Hochsprung, who became Sandy Hook Elementary School's principal two years ago, was "really nice and very fun, but she was also very much a tough lady in the right sort of sense," friend Tom Prunty said. And the students loved her. "Even little kids know when someone cares about them, and that was her," he said.
"I never saw her without a smile," said Aimee Seaver, the mother of a first-grader.
Hochsprung lived in Woodbury, Connecticut, with her husband, two daughters and three stepdaughters.

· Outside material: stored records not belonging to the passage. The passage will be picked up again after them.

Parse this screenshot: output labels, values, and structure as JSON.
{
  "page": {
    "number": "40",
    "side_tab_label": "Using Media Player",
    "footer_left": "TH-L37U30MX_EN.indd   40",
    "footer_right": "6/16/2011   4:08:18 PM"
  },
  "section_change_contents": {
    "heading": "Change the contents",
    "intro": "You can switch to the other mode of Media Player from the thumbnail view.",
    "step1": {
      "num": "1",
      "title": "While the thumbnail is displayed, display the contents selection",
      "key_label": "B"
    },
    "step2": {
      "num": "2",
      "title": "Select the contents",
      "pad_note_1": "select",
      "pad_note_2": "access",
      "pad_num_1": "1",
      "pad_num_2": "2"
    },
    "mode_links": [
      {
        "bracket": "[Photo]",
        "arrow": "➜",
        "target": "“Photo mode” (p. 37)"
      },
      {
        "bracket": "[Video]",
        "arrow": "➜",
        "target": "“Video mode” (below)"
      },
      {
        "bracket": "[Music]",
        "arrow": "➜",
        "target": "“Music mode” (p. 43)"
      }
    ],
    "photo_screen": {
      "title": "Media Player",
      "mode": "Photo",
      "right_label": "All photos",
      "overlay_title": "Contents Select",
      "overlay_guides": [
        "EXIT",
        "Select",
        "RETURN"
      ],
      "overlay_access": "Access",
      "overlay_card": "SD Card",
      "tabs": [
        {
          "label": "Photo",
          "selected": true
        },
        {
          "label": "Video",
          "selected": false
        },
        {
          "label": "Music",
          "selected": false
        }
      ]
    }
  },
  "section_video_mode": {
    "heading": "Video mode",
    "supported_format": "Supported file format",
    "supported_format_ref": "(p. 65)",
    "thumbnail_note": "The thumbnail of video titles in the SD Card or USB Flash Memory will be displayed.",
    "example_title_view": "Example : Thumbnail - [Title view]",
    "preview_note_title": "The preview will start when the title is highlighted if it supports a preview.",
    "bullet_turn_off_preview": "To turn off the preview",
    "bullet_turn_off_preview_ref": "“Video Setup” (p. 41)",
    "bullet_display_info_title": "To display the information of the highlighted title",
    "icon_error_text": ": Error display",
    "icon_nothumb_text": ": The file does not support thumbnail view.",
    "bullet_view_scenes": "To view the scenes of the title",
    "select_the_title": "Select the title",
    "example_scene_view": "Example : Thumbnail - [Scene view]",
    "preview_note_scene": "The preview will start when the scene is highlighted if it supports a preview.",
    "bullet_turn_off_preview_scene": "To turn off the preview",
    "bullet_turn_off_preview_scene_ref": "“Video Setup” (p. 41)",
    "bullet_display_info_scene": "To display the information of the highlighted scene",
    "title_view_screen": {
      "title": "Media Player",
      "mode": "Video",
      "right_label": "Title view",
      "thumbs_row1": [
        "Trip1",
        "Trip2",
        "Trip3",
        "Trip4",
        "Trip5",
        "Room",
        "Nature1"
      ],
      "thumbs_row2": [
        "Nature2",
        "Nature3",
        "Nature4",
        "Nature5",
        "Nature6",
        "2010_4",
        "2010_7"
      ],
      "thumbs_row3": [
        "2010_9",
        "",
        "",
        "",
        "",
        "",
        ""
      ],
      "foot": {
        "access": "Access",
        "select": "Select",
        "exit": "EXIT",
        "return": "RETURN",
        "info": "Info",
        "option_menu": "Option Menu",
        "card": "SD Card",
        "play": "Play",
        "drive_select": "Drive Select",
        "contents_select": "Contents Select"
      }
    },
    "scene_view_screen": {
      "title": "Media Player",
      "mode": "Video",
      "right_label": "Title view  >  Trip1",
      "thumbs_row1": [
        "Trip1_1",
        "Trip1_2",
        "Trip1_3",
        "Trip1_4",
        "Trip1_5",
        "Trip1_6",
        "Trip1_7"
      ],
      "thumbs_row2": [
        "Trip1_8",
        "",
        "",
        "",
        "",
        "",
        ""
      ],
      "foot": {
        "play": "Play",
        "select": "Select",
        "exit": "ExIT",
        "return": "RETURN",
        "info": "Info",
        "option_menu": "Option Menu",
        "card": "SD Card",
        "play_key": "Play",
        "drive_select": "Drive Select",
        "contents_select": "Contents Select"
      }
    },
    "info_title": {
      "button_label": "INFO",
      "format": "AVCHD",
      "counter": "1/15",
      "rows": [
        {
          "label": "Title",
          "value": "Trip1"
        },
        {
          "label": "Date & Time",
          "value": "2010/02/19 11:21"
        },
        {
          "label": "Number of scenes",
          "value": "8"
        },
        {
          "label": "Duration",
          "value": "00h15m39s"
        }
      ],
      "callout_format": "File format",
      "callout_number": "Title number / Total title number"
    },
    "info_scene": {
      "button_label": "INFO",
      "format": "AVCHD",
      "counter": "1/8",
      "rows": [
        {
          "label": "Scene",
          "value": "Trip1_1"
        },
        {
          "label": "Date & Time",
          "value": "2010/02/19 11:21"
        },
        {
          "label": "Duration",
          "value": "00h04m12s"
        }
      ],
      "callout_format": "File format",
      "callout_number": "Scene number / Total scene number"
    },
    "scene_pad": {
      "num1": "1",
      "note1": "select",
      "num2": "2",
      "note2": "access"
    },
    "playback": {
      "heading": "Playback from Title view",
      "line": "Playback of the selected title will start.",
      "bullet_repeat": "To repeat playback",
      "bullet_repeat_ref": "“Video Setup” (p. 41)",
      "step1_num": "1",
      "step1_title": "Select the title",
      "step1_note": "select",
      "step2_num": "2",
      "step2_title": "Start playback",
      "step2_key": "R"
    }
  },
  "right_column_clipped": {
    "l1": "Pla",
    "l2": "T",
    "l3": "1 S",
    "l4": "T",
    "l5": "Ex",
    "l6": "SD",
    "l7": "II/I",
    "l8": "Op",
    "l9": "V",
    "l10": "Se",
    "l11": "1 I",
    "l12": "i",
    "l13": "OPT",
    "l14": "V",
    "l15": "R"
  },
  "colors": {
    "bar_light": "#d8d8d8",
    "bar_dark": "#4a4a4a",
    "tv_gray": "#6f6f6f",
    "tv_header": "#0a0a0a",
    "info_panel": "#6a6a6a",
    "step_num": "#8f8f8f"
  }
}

The longtime career educator majored in special education for her bachelor's and master's degrees in the 1990s and entered the Ph.D. program at Esteves School of Education at the Sage Colleges in New York last summer. Hochsprung led a school district's strategic planning panel and was the recipient of a national school grant.
Her accomplishments included overseeing the installation of a new security system requiring every visitor to ring the front entrance's doorbell after the school doors locked at 9:30 a.m.
"My mom, Dawn Hochsprung, was taken tragically from me. But she went down in a blaze of glory that truly represents who she was," her daughter, Cristina Hassinger, tweeted.
Madeleine Hsu, 6
Sweet. Unique. Bright. Determined. Sparking.
Those are words Madeleine's family used to describe their little girl.
"She was an avid reader who loved running and dancing," they said. "She was a born leader."
Catherine Hubbard, 6
The little girl with bright red hair will be remembered for her smile and her love of animals.
Catherine is survived by her older brother, her parents, grandparents, great-grandmother, uncles, aunts and nine cousins.
"Her family prays that she, all the students of Sandy Hook Elementary, and all those affected by this brutal event find peace in their hearts," they wrote in her obituary.
In lieu of flowers, her family asked that people make donations to the Newtown Animal Center.
A Facebook page honoring Catherine spoke of how she is now an angel.
"Such a beautiful little soul," the post read, saying the family's loss is heaven's gain.
Chase Kowalski, 7
What Chase really wanted for Christmas was two front teeth.
"I saw him two days ago, and I asked him if he wanted to see Santa, and he told me that he wanted his teeth back, and it was really sweet," Chase's neighbor Keeley Baumann, 13, told the News-Times newspaper.
At 6, he completed his first triathlon, but that was just one of his pursuits. He loved baseball. He was in the Cub Scouts. He looked forward to the kids' workshop at the local Home Depot.
"We are thankful to the Lord for giving us seven years with our beautiful loving son. It is with heavy hearts that we return him," the family said in an obituary.
Jesse Lewis, 6
Jesse loved math, riding horses and playing at his mom's farm, his father told the New York Post.
"He was just a happy boy," Neil Heslin said. "Everybody knew Jesse."
He told the newspaper that his son was to make gingerbread houses at school Friday. Heslin was planning to help.
Instead, the last time he saw his son was when he dropped him off at school at 9 a.m.
"He was going to go places in life," Heslin told the Post.
Ana Marquez-Greene, 6
"One, two, three, ready and go," Ana counts down in a homemade video provided to CNN affiliate WTIC.
The girl in pigtails stands in front of a piano as her brother plays. Her voice is clear, bigger than her size. Ana smiles and waves.
Her father, Jimmy Greene, is a jazz musician. His representative released a statement on Ana's death, describing the little girl as "beautiful and vibrant."
"The family has requested privacy at this time of heartbreaking loss," it read. They "have asked us to relay their sincere gratitude for the outpouring of support and sympathy locally, nationally and internationally."
James Mattioli, 6
As he was quick to remind everyone, James was 6 and ¾.
"He loved to wear shorts and T-shirts in any weather and grab the gel to spike his hair," his family said in a loving obituary. "He would often sing at the top of his lungs, and once asked, 'How old do I have to be to sing on a stage?' "
Indoors, he spent his time playing games on the iPad -- especially the lawn mowing one. Outdoors, he loved to dive off the diving board, "swim like a fish" in his grandfather's pool and ride his bike -- without training wheels, mind you.
"I need to go outside, Mom. I need fresh air," he would often say.
He was born four weeks early -- because he was hungry, his family joked.
James had a voracious appetite. His favorites? His dad's egg omelets with bacon, and his mom's French toast.